Closed JRMeyer closed 5 years ago
This is not related to snakepit. You are allocating too much memory....
...
Cannot allocate memory for 94530609152 bytes in malloc
...
each machine has "only" 128GB.
Basically you should look at your kenlm call and change it so it does not allocate so much memory.
@kdavis-mozilla - by each machine do you mean each node?
If that's the case, then before you can allocate memory for a certain job, you must know how much memory the other jobs are taking up? Yes? That seems like a snakepit issue.
This error only occurs when I have multiple jobs using kenlm
on the same node.
If each job gets 128GB, then I'm obviously wrong.
Yes each node.
It's not a snakepit issue as snakepit does not, and can not (think halting problem), figure out how much memory your program will use.
kenlm allows you to limit the amount of memory you use, the -S
option.

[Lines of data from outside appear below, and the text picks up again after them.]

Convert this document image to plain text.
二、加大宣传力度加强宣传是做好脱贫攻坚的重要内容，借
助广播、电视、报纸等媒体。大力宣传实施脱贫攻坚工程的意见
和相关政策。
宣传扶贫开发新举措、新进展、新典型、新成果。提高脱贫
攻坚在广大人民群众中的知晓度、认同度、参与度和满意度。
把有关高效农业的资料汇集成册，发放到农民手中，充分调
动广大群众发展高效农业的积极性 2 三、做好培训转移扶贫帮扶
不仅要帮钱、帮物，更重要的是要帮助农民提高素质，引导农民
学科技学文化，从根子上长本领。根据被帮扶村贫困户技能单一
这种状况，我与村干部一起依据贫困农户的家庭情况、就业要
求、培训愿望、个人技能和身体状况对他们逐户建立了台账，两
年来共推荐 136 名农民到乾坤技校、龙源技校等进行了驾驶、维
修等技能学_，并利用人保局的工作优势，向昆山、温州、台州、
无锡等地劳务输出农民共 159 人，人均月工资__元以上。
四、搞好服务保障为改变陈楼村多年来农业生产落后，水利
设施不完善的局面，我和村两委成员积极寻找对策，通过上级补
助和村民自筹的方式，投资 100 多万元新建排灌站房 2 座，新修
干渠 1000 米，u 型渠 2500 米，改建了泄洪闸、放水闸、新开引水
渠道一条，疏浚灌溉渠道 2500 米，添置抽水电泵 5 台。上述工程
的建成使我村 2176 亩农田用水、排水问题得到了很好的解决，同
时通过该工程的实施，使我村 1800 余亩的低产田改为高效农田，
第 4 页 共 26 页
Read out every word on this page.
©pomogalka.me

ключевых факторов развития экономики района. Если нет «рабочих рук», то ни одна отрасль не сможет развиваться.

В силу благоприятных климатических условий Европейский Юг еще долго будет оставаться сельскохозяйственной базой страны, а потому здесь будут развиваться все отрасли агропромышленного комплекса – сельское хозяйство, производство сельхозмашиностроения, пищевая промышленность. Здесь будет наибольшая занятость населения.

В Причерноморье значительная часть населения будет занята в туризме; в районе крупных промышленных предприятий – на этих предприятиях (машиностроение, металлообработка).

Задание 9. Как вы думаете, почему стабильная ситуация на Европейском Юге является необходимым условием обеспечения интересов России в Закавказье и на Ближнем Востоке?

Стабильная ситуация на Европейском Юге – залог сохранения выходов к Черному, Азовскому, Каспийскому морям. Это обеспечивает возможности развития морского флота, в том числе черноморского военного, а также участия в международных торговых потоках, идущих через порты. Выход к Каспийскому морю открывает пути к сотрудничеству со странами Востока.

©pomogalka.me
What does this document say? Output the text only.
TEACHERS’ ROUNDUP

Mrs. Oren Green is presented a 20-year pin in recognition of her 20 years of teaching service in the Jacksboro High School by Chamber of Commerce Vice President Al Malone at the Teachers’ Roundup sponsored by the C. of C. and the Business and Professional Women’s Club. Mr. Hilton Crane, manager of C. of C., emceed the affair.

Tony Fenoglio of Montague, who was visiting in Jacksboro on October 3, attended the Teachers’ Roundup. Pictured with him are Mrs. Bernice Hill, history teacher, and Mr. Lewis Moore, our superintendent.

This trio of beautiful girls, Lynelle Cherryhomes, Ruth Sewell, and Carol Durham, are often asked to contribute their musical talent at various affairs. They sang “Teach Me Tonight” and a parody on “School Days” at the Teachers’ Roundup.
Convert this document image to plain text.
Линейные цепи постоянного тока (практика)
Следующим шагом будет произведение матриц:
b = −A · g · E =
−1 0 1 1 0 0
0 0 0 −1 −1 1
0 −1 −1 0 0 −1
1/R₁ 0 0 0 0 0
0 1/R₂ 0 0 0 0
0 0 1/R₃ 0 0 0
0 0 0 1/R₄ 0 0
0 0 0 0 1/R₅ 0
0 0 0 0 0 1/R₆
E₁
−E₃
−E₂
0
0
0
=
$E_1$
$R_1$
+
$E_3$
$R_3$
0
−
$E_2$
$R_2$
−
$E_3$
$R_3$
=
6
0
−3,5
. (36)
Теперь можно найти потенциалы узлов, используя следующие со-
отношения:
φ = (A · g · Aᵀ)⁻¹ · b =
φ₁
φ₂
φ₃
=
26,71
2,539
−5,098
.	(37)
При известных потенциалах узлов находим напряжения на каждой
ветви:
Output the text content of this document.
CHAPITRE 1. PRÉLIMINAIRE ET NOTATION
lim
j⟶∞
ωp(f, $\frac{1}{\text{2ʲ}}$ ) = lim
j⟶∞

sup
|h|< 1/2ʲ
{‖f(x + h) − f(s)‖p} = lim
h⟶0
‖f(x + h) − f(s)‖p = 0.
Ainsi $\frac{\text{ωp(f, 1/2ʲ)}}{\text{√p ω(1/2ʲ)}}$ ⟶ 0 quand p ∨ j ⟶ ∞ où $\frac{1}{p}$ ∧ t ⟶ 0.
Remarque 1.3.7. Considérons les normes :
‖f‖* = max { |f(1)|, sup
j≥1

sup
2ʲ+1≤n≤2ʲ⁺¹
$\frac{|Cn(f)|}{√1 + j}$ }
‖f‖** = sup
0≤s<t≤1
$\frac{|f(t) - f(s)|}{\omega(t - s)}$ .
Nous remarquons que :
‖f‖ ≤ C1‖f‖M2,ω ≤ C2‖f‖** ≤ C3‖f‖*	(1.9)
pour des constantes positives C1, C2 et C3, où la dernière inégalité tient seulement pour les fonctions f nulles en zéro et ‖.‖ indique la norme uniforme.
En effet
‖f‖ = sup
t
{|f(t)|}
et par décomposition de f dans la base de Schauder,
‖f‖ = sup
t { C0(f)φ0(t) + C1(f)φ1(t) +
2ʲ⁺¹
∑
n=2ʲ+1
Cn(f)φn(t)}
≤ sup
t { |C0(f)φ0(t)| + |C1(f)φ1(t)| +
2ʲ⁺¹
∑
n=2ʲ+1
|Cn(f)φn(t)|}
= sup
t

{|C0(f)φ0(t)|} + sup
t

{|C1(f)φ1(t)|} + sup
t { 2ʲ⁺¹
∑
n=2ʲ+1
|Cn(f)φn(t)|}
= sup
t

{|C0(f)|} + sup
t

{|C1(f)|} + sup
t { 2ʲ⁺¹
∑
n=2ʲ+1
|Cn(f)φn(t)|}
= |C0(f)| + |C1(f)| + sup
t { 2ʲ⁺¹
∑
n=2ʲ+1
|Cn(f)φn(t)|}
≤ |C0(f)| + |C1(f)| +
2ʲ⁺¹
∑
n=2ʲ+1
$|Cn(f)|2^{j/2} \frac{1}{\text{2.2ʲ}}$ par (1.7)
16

So you should use that option.
I see what you mean... and I think you're right that the best solution is the -s
option.
Some comment on the memory: There is a (rather easy) way to limit memory and CPU consumption of a node on a per job basis. It's not implemented yet, as there are some open questions: What should be the default limits. Fixed size? Fixed fraction based on the number of allocated GPUs? "Hard" limit or "soft" limit? Can limits be exceeded? On rights or groups basis?...
@JRMeyer could you limit the memory with the -S option. It is by far the most efficient solution to this problem.
@kdavis-mozilla - at this point, it's not an issue for me. The -s option is fine.
I thought this issue may be more general than my specific kenlm use-case. If this isn't that important to other users of snakepit, then I'd close the issue.
@tilmankamp I think this is happening when I run two or more CPU / RAM intensive jobs on the same node:
This is from job
4120
, which was run on the same node as job4119
. Both jobs are CPU / RAM intensive, and only4119
survived.This is happening with
kenlm
, before anydeepspeech
spins off.